NATSO member grant projects include the following:
- BP Kenosha Travel Plaza will use a $378,000 grant to replace and install 20 dispensers and a storage tank at two fueling stations.
- Casey’s General Store was awarded $4.98 million to create infrastructure to expand the sale and use of renewable fuels. This project will replace 346 dispensers at 70 fueling stations in Illinois, Arkansas, Missouri, Nebraska, Oklahoma, Wisconsin, Kentucky, Indiana, Iowa, Kansas, Minnesota, North Dakota and South Dakota.
- Deluxe Truck Stop was awarded $126,544 to create infrastructure to expand the sale and use of renewable fuels. This project will replace four dispensers and one storage tank at one fueling station in Missouri.
- Kum & Go was awarded $1.59 million to create infrastructure to expand the sale and use of renewable fuels. This project will install 128 dispensers at 17 fueling stations in Colorado Arkansas, Missouri, Iowa, Oklahoma and Nebraska.
- Thorntons received $4.3 million to expand the sale and use of renewable fuels. This project will replace 290 dispensers at 34 fueling stations in Kentucky, Illinois, Ohio, Indiana and Tennessee. Thorntons is the owner of 10 or more fueling stations.
- Trail’s Travel Plaza received $253,000 to create infrastructure to expand the sale and use of renewable fuels. This project will replace 36 dispensers and one storage tank at a fueling station in Minnesota.
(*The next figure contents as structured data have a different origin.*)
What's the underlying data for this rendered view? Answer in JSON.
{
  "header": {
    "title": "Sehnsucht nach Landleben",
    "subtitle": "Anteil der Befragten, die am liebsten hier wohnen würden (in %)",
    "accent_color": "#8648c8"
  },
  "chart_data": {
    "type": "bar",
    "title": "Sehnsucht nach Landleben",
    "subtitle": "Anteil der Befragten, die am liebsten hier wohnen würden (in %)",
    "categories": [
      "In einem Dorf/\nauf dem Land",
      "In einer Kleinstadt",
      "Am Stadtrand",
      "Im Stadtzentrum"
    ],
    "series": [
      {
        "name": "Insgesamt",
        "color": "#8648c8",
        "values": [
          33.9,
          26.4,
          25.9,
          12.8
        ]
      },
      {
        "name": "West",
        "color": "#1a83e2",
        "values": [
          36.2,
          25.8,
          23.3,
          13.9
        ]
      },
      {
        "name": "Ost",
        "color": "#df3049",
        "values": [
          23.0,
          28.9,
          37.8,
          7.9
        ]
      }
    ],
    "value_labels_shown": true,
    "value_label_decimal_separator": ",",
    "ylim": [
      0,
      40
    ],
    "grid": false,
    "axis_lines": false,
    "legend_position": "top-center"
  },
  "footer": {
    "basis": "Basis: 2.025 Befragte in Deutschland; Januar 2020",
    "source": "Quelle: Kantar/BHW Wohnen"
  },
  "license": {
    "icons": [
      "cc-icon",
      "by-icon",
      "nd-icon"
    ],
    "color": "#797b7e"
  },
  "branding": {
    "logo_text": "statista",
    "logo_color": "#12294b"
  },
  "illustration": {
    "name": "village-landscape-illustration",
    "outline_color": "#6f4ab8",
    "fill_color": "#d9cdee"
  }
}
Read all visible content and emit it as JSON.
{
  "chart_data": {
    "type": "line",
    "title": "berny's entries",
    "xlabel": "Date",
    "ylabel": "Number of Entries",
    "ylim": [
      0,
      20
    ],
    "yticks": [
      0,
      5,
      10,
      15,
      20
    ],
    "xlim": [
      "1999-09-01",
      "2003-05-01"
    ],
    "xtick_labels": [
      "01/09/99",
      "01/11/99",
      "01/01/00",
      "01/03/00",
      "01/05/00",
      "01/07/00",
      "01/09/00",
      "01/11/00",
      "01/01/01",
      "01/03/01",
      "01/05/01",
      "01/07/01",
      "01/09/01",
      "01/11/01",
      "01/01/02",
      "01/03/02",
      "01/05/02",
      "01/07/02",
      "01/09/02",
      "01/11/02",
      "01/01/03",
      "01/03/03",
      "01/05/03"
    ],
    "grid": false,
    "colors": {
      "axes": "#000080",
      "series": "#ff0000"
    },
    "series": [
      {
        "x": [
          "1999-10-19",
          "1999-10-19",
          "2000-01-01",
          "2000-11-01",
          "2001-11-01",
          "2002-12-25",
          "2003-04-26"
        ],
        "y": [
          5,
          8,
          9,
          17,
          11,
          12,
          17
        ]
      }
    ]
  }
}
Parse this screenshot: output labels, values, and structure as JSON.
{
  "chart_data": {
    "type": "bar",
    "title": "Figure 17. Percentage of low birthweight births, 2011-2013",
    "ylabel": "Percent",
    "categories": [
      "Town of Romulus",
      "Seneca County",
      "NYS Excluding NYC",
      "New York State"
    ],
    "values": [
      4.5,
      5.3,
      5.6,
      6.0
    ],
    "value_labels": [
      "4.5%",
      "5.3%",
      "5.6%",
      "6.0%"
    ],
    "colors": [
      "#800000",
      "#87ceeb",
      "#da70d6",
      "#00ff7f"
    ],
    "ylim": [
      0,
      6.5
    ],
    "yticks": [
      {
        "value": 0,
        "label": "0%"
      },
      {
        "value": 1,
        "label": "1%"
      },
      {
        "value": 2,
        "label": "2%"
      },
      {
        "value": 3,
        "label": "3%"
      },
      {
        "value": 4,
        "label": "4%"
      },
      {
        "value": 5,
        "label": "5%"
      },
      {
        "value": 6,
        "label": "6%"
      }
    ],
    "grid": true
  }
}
USDA plans on announcing the remaining HBIIP investments in the coming weeks.
The Higher Blends Infrastructure Incentive Program grants are being awarded for up to 50 percent of total eligible project costs, but not more than $5 million. Grant money can be used for (among other things) infrastructure projects at both retail outlets and terminal facilities. Grants can be used to install, retrofit, or upgrade underground storage tank equipment and related equipment (piping, etc.) as well as fuel dispensers.
The program aims to encourage a comprehensive approach to marketing higher blends by sharing the costs relating to building out biofuel-related infrastructure.